Banish plump Jack, and banish all the world.
Prince: I do; I will.
(II.v.425–439)
This exchange occurs during Harry and
Falstaff’s game of role--playing, as Falstaff pretends to be Harry
so that Harry can prepare for his upcoming meeting with his father.
Falstaff uses his time in the role of King Henry mainly to praise
himself, urging Harry to keep Falstaff near him—something that the
real king would never do, but certainly in keeping with Falstaff’s
character. Playing Harry, Falstaff lists his own faults, and then
excuses each of them—“If sack and sugar be a fault, God help the
wicked. If to be old and merry be a sin, then many and old host
that I know is damned”—and then, improbably, begins to list his
own supposed virtues, calling himself “sweet,” “kind,” “true,” and
“valiant.” Falstaff is not sweet, kind, true, or valiant, but his
constant claims to be these things are part of what makes him endearing.
In any case, this speech is important because it lets us in on some
of the complexities of Harry and Falstaff’s relationship. Falstaff
understands that he is undesirable company for Harry and worries
that Harry will one day break his ties with him. So, in the role
of King Henry, Falstaff urges Harry not to do so. Harry’s icy reply,
“I do; I will,” foreshadows the moment of the actual break in the
next play,
2 Henry IV.
5. Well,
’tis no matter; honour pricks me on. Yea, but how if honour prick
me off when I come on? How then? Can honour set-to a leg? No. Or
an arm? No. Or take away the grief of a wound? No. Honour hath no
skill in surgery, then? No. What is honour? A word. What is in that
word “honour”? What is that “honour”? Air. A trim reckoning! Who
hath it? He that died o’ Wednesday. Doth he feel it? No. Doth he
hear it? No. ’Tis insensible then? Yea, to the dead. But will it
not live with the living? No. Why? Detraction will not suffer it.

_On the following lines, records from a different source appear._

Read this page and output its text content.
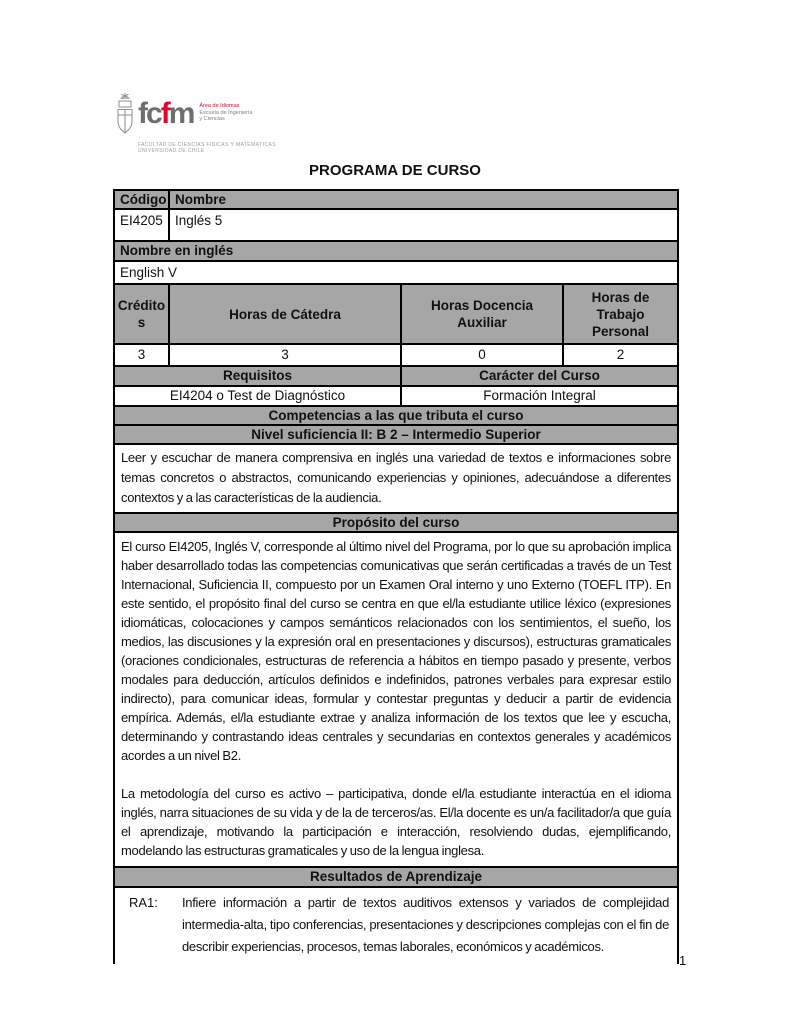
fcfm Área de Idiomas
Escuela de Ingeniería
y Ciencias
FACULTAD DE CIENCIAS FÍSICAS Y MATEMÁTICAS
UNIVERSIDAD DE CHILE
PROGRAMA DE CURSO
Código	Nombre		
EI4205	Inglés 5		
Nombre en inglés			
English V			
Créditos	Horas de Cátedra	Horas Docencia Auxiliar	Horas de Trabajo Personal
3	3	0	2
Requisitos		Carácter del Curso	
EI4204 o Test de Diagnóstico		Formación Integral	
Competencias a las que tributa el curso			
Nivel suficiencia II: B 2 – Intermedio Superior			

Leer y escuchar de manera comprensiva en inglés una variedad de textos e informaciones sobre temas concretos o abstractos, comunicando experiencias y opiniones, adecuándose a diferentes contextos y a las características de la audiencia.			

Propósito del curso			

El curso EI4205, Inglés V, corresponde al último nivel del Programa, por lo que su aprobación implica haber desarrollado todas las competencias comunicativas que serán certificadas a través de un Test Internacional, Suficiencia II, compuesto por un Examen Oral interno y uno Externo (TOEFL ITP). En este sentido, el propósito final del curso se centra en que el/la estudiante utilice léxico (expresiones idiomáticas, colocaciones y campos semánticos relacionados con los sentimientos, el sueño, los medios, las discusiones y la expresión oral en presentaciones y discursos), estructuras gramaticales (oraciones condicionales, estructuras de referencia a hábitos en tiempo pasado y presente, verbos modales para deducción, artículos definidos e indefinidos, patrones verbales para expresar estilo indirecto), para comunicar ideas, formular y contestar preguntas y deducir a partir de evidencia empírica. Además, el/la estudiante extrae y analiza información de los textos que lee y escucha, determinando y contrastando ideas centrales y secundarias en contextos generales y académicos acordes a un nivel B2.

La metodología del curso es activo – participativa, donde el/la estudiante interactúa en el idioma inglés, narra situaciones de su vida y de la de terceros/as. El/la docente es un/a facilitador/a que guía el aprendizaje, motivando la participación e interacción, resolviendo dudas, ejemplificando, modelando las estructuras gramaticales y uso de la lengua inglesa.			

Resultados de Aprendizaje			

RA1: Infiere información a partir de textos auditivos extensos y variados de complejidad intermedia-alta, tipo conferencias, presentaciones y descripciones complejas con el fin de describir experiencias, procesos, temas laborales, económicos y académicos.			
1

Therefore I’ll none of it. Honour is a mere scutcheon. And so ends
my catechism.
(V.i.129–139)
Falstaff delivers this diatribe against
honor during the battle at Shrewsbury, just before the climax of
the play. Linking honor to violence, Falstaff, who is about to go
into battle, says that honor “pricks him on” to fight, meaning that
honor motivates him; he then asks what he will do if honor “pricks
him off,” that is, kills or injures him. He says that honor is useless
when one is wounded: it cannot set an arm or a leg, or take away
the “grief of a wound,” and it has “no skill in surgery.” In fact,
being merely a word, honor is nothing but thin air—that is, the
breath that one exhales in saying a word. He says that the only
people who have honor are the dead, and it does them no good, for
they cannot feel or hear it. Furthermore, honor doesn’t “live with
the living” because honor is gained through death. Falstaff therefore
concludes that honor is worthless, “a mere scutcheon,” and that
he wants nothing to do with it. In a play obsessed with the idea
of honor, this speech comes out of nowhere to call into question
the entire set of moral values on which most of the characters base
their lives. It is one of the remarkable aspects of Falstaff’s character
that he is able to live so far outside the normal mores and expectations
of his society; this speech epitomizes Falstaff’s independent streak.